Now for the first time thanks to the Stalin Channel dredged across the continental shelf the dense very salty Mediterranean Sea bottom water had a passage way to the deep Black Sea basin. The total quantity of bottom water flowing into the Black Sea had not changed, the Dardanelles and Bosporus sills were still in place at 70 and 40 meters respectively which restricted how much water could pass eastward on the bottom. However, now instead of being premixed with the brackish surface waters and having its salinity lowered to 22 ppt before it reached the deep basin the 35 ppt water had a free passage to cross the continental shelf and drop off into the abyss. The heavy high salinity water was reaching the edge of the continental shelf and dropping straight down the steep slope without having mixed with the brackish water first. Because if its density it went all the way to the bottom which forced the 22 ppt water which had occupied those depths up. On the surface where the 22 ppt waters mixed with the fresh river waters nothing obvious was changed. However 22 ppt water was no longer forming from all of the in flowing 35 ppt bottom water, about 90% of the in flowing water was falling into the abyss unchanged just as it had been during the passage all the way from the Mediterranean Sea and only 10% was mixing to form 22 ppt water on the continental shelf depth.

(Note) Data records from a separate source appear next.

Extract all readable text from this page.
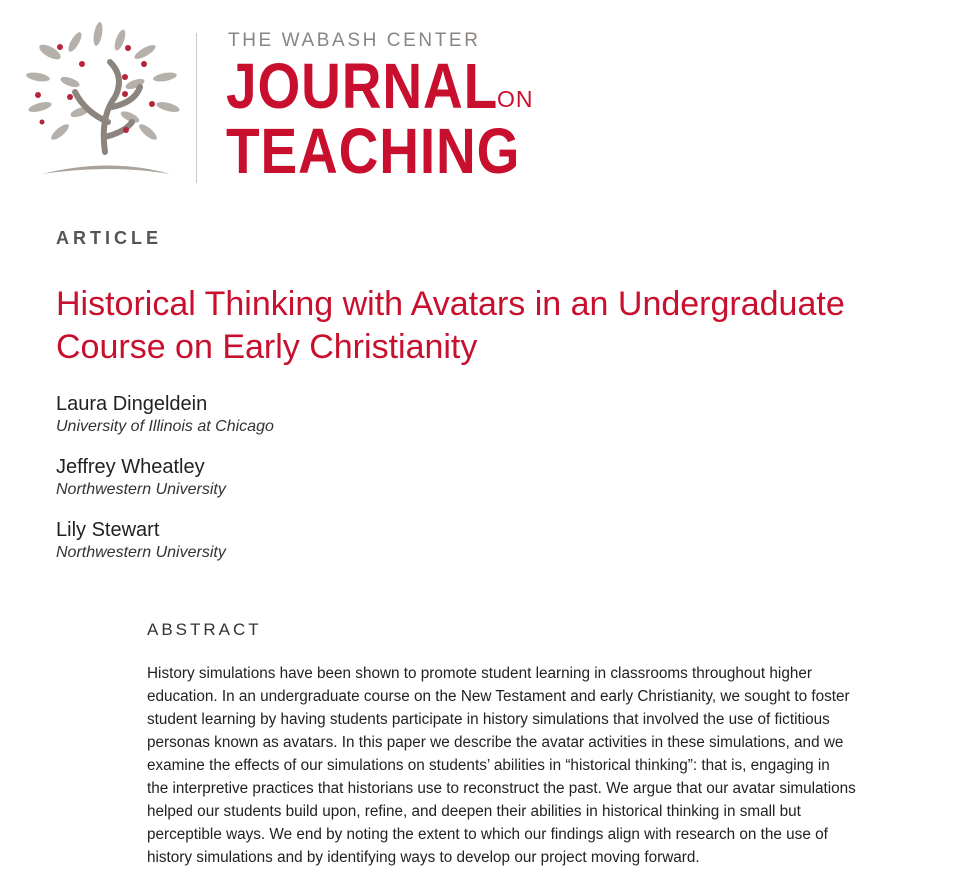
THE WABASH CENTER
JOURNAL
ON
TEACHING
ARTICLE
Historical Thinking with Avatars in an Undergraduate
Course on Early Christianity
Laura Dingeldein
University of Illinois at Chicago
Jeffrey Wheatley
Northwestern University
Lily Stewart
Northwestern University
ABSTRACT
History simulations have been shown to promote student learning in classrooms throughout higher
education. In an undergraduate course on the New Testament and early Christianity, we sought to foster
student learning by having students participate in history simulations that involved the use of fictitious
personas known as avatars. In this paper we describe the avatar activities in these simulations, and we
examine the effects of our simulations on students’ abilities in “historical thinking”: that is, engaging in
the interpretive practices that historians use to reconstruct the past. We argue that our avatar simulations
helped our students build upon, refine, and deepen their abilities in historical thinking in small but
perceptible ways. We end by noting the extent to which our findings align with research on the use of
history simulations and by identifying ways to develop our project moving forward.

It might take eons from a human perspective, but the 35 ppt Mediterranean Sea water would eventually displace all that 22 ppt water sitting in the bottom of the Black Sea in the modern era. When that process was complete the basin waters would gradually rise up the slope of the Continental Shelf until they met the 10% of the bottom water flowing in and still mixing with the brackish surface waters to form the 22 pt water. When that event took place in that far distant (from a human perspective) point in time the in flowing river waters would no longer be mixing with 22 ppt partially diluted water, instead they would be mixing directly with 35 ppt Mediterranean Sea water itself. The brackish nature of the surface waters of the Black Sea would be shifted from 17 ppt much closer to 30 ppt, nearly the same as the 34 ppt world average. This would make it easy for many species of aquatic plants and fish which did not do well in the modern Black Sea to thrive in response to the altered environmental conditions. Ultimately it would also change the distribution of flow in and out of the basin through its multiple steps into the Mediterranean Sea. In the modern era about 1/3rd of the water exchange was bottom water flowing in and 2/3rds was brackish water flowing out. Once the water had moderated to approach world sea averages the depth of the brackish layer would first decline and then cease, becoming just a case of excess surface water exiting to join the Mediterranean Sea. By that time the in flow of bottom water would balance the outflow of surface water rather than exceeding it.

In the modern era, however, for the USSR the channel was a large boon as it made it possible to sneak a number of submarines from other operating areas into the Black Sea without detection and for them that was all that mattered. For their distant descendants enjoying the altered Black Sea it was unlikely they would realize how or why those changed conditions had come about, even if they were curious enough to ask. 

Provine's note:  Western intelligence made note of the change in fishermen's attitudes with Greek and Turkish fishermen in the Mediterranean excited by boosted catches while the Black Sea fishermen began to suffer worse and worse hauls, although theories about a Soviet channel were dismissed for decades.